U.S. open to negotiations with North Korea

The United States is open to authentic and credible negotiations with North Korea, though the burden remains on Pyongyang to demonstrate a commitment to denuclearization, according to a press briefing on Monday.

Patrick Ventrell, the acting deputy spokesperson for the U.S. State Department, said on Monday that the U.S. has long stood by the desire to negotiate with North Korea to abandon all of Pyongyang's nuclear weapons and existing nuclear programs.

"(Secretary of State John Kerry) reiterated our longstanding position that we remain open to authentic and credible negotiations to implement the (September 2005 joint statement of the six-party talks) and to bring North Korea into compliance with Security Council resolutions through irreversible steps," Ventrell said.
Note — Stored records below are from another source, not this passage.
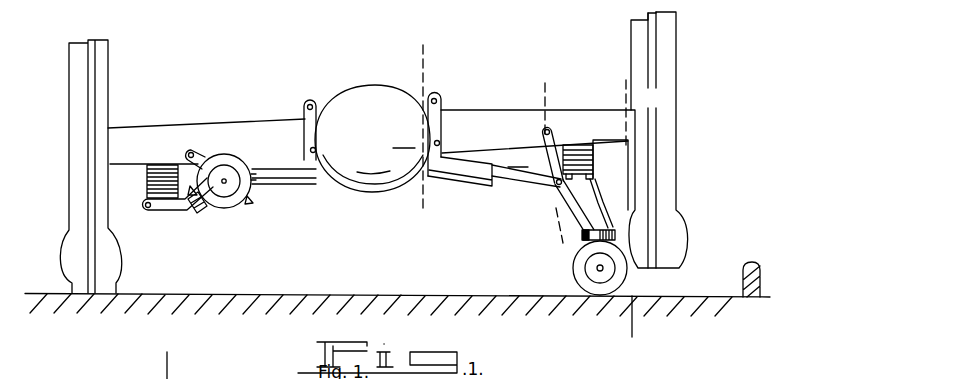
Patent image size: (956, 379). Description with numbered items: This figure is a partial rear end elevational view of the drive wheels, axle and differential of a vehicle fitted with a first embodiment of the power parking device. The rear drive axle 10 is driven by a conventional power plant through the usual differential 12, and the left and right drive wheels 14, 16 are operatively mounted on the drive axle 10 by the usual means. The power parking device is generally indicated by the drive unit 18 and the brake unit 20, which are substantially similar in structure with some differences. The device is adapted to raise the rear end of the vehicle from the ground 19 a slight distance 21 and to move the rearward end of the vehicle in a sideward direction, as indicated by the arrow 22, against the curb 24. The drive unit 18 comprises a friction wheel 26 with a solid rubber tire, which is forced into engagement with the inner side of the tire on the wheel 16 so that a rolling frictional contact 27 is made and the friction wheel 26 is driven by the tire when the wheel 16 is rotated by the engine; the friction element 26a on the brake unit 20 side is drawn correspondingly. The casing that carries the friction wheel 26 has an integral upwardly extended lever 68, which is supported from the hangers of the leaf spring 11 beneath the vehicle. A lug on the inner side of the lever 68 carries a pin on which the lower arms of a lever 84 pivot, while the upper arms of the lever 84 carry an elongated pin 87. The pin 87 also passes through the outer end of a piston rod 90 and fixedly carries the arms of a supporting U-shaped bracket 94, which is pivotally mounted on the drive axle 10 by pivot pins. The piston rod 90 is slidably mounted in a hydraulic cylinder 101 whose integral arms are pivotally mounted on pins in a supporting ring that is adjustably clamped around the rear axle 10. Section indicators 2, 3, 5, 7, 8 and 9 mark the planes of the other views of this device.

The direction of movement arrow (view direction) 2 is at (727, 287).
The section line 3 is at (147, 361).
The section line 5 is at (437, 58).
The section line 7 is at (405, 160).
The section line 8 is at (560, 93).
The section line 9 is at (608, 97).
The rear drive axle 10 is at (485, 111).
The leaf spring 11 is at (583, 150).
The differential 12 is at (377, 99).
The left drive wheel 14 is at (115, 257).
The right drive wheel 16 is at (680, 231).
The drive unit 18 is at (570, 273).
The ground 19 is at (706, 291).
The brake unit 20 is at (240, 207).
The slight distance 21 is at (665, 281).
The arrow 22 is at (310, 278).
The curb 24 is at (755, 263).
The friction wheel 26 is at (614, 226).
The actuating rod 26a is at (202, 212).
The rolling frictional contact 27 is at (617, 231).
The lever 68 is at (595, 188).
The lever 84 is at (572, 210).
The pin 87 is at (556, 185).
The piston rod 90 is at (520, 183).
The supporting U-shaped bracket 94 is at (551, 131).
The hydraulic cylinder 101 is at (452, 164).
Ventrell said that North Korea has committed on several occasions to abandon its nuclear programs and the U.S. wants the country to come into compliance with all of its nuclear obligations. If negotiations do take place, Ventrell said the burden remains on North Korea to prove it will actually stand by its word.

"The burden remains on Pyongyang," Ventrell said. "They need to take meaningful steps to show that they'll honor their commitments. But these are - this is longstanding U.S. policy. We need to see them be serious about denuclearization, indicate their seriousness, and start to reduce the threats and stop provocations."

Ventrell also responded to questions related to the birthday celebration of the late Kim Il-sung, the former leader of North Korea. When asked if the U.S. expected a North Korean military test of some kind to commemorate the event, Ventrell said the U.S. urged North Korea not to perform any additional tests as they would be viewed as provocative actions.